Residents of a self-consciously quaint Washington, D.C., suburb end up at war when a wealthy family moves in.
"One couldn't, in all honesty, accuse Nick Cox of starting the 'big house' craze in Willard Park. The tearing down and building up had started long before he moved in....Now houses wrapped in shimmering Tyvek slips were a common sight. Latino gardeners spilled out of trucks in the springtime along with wheelbarrows full of mulch and trees with round, burlap bottoms." Langsdorf's debut social satire gets off to a promising start, laying out the tensions in a town on the cusp of change through the conflicts simmering on one block of Tunlaw Place. At its center are Ted and Allison, a nice couple who've lived in Willard Park for almost 14 years. Their problems were no worse than the usual dull marriage/adolescent daughter scenario until the philistines arrived, building a castle on one side of them and a mammoth spec house—the titular "white elephant"—on the other. As the town divides bitterly over a proposed building moratorium, a mysterious tree murderer hits the streets with a chainsaw, ravaging the arboreal population. Langsdorf's not-too-endearing cast includes several villains (two bullies and one pot smoker), a couple of saints (tree-hugger Ted and his intellectually disabled twin), and two central female characters who should be easier to keep straight than they are.

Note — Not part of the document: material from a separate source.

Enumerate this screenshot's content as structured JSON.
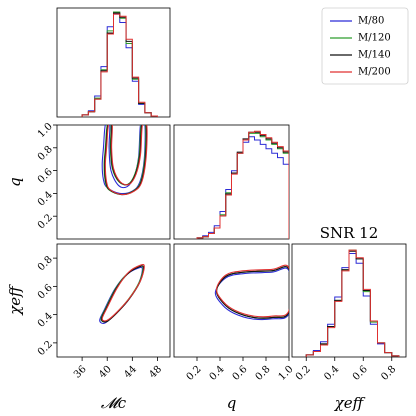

An almost Shirley Jackson–esque view of human nature emerges when the bulletin board at the local cafe spontaneously blooms with tattletale notes: "Melanie Frank said her black walnut trees are 'not worth the trouble'." "Ana Lopez cheats on her taxes." "Antoine Beignet has a second family in Toledo." After a surprisingly cruel climax, a cleanup chapter can't quite make the skies blue again.
A dark comedy with more darkness than comedy.